Ian Bremmer's top 10 neighbors are a dense cluster of journalists and news publishers, with scores spanning just 0.9809 to 0.9884 — a narrow band that reflects a flat shape with no single dominant pull. Similarity here measures how closely two entities' audiences resemble each other in composition; the compressed range means no neighbor stands meaningfully apart from the rest.
Seven of the ten neighbors are journalists: Kara Swisher (0.99), Nicholas Kristof (0.99), Jeffrey Goldberg (0.98), Olivia Nuzzi (0.98), Glenn Thrush (0.98), Ryan Lizza (0.98), and Andrew Ross Sorkin (0.98). One neighbor is a fellow Academic — Paul Krugman at 0.98 — making him the only other entity in the top 10 sharing Bremmer's own subcategory. Scott Galloway (0.99) is classified as a Professional, and MediaPost (0.98) is a Website — the lone non-person entity in the set.

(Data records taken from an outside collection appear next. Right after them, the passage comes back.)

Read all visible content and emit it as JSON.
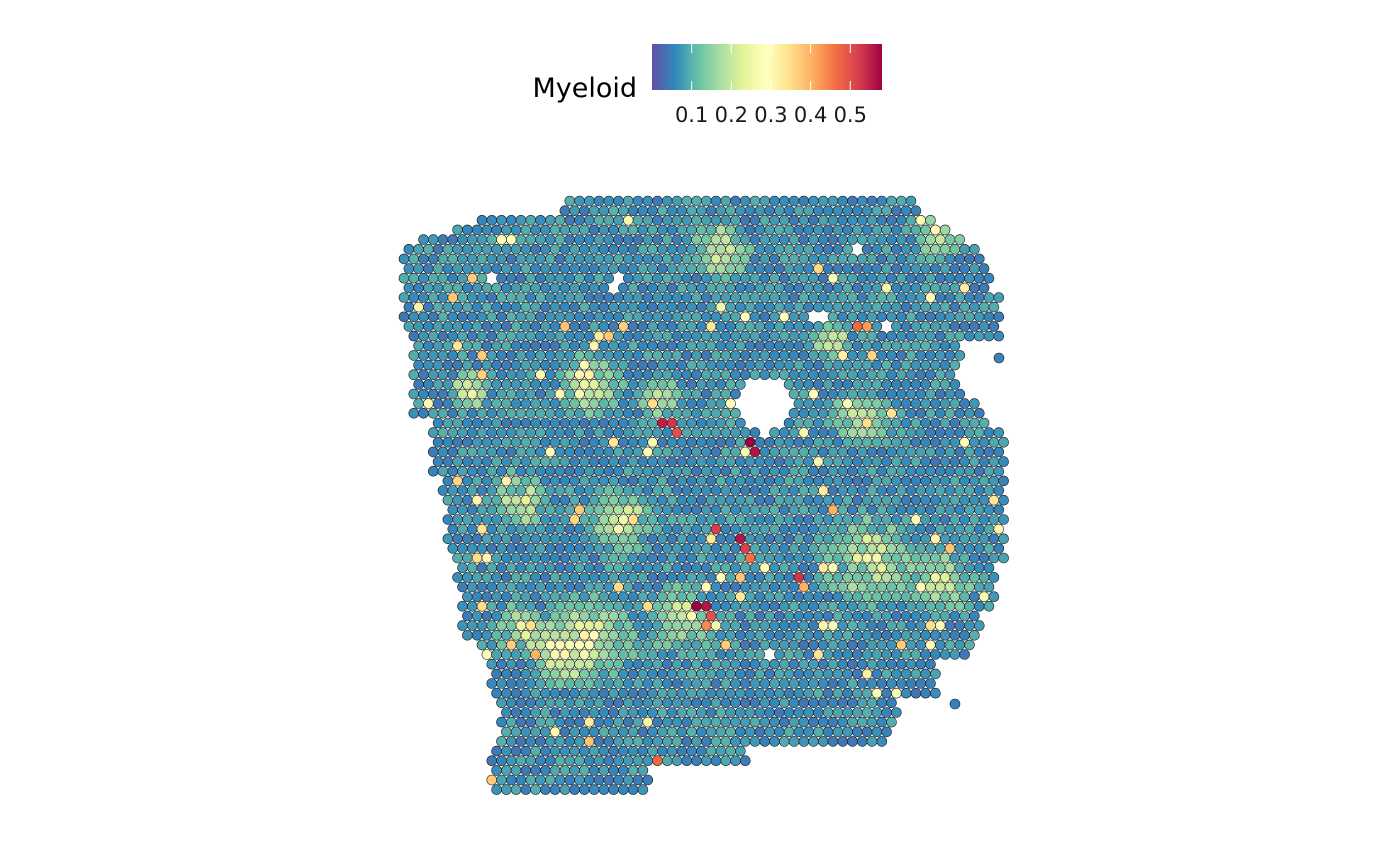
{
  "chart_data": {
    "type": "scatter",
    "subtype": "spatial-spot-map",
    "title": "",
    "xlabel": "",
    "ylabel": "",
    "axes_visible": false,
    "grid": false,
    "legend": {
      "title": "Myeloid",
      "placement": "top",
      "type": "colorbar",
      "ticks": [
        0.1,
        0.2,
        0.3,
        0.4,
        0.5
      ],
      "tick_labels": [
        "0.1",
        "0.2",
        "0.3",
        "0.4",
        "0.5"
      ],
      "range": [
        0.0,
        0.58
      ]
    },
    "colormap": {
      "name": "Spectral (reversed)",
      "stops": [
        "#5E4FA2",
        "#3288BD",
        "#66C2A5",
        "#ABDDA4",
        "#E6F598",
        "#FFFFBF",
        "#FEE08B",
        "#FDAE61",
        "#F46D43",
        "#D53E4F",
        "#9E0142"
      ]
    },
    "point_outline_color": "#1a1a1a",
    "value_distribution": {
      "background_low": [
        0.0,
        0.12
      ],
      "enriched_regions_mid": [
        0.12,
        0.25
      ]
    },
    "hotspots": [
      {
        "spot_row": 23,
        "spot_col": 26,
        "value": 0.55
      },
      {
        "spot_row": 23,
        "spot_col": 27,
        "value": 0.53
      },
      {
        "spot_row": 24,
        "spot_col": 28,
        "value": 0.5
      },
      {
        "spot_row": 25,
        "spot_col": 35,
        "value": 0.58
      },
      {
        "spot_row": 26,
        "spot_col": 36,
        "value": 0.56
      },
      {
        "spot_row": 13,
        "spot_col": 47,
        "value": 0.42
      },
      {
        "spot_row": 13,
        "spot_col": 46,
        "value": 0.47
      },
      {
        "spot_row": 34,
        "spot_col": 32,
        "value": 0.52
      },
      {
        "spot_row": 35,
        "spot_col": 34,
        "value": 0.56
      },
      {
        "spot_row": 36,
        "spot_col": 35,
        "value": 0.52
      },
      {
        "spot_row": 37,
        "spot_col": 35,
        "value": 0.46
      },
      {
        "spot_row": 32,
        "spot_col": 44,
        "value": 0.4
      },
      {
        "spot_row": 39,
        "spot_col": 40,
        "value": 0.53
      },
      {
        "spot_row": 40,
        "spot_col": 41,
        "value": 0.4
      },
      {
        "spot_row": 41,
        "spot_col": 4,
        "value": 0.48
      },
      {
        "spot_row": 42,
        "spot_col": 30,
        "value": 0.58
      },
      {
        "spot_row": 42,
        "spot_col": 31,
        "value": 0.56
      },
      {
        "spot_row": 43,
        "spot_col": 31,
        "value": 0.5
      },
      {
        "spot_row": 44,
        "spot_col": 31,
        "value": 0.44
      },
      {
        "spot_row": 47,
        "spot_col": 13,
        "value": 0.4
      },
      {
        "spot_row": 58,
        "spot_col": 26,
        "value": 0.47
      },
      {
        "spot_row": 58,
        "spot_col": 47,
        "value": 0.45
      }
    ]
  }
}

The cross-kind finding is notable: Bremmer is an Academic whose nearest audiences are shaped almost entirely by journalists and news-adjacent professionals, with Krugman the sole fellow Academic in the top 10. The cluster is tight, credentialed, and oriented around political and business media rather than academic peers.
This audience shape belongs to a reader who follows the byline, not the beat.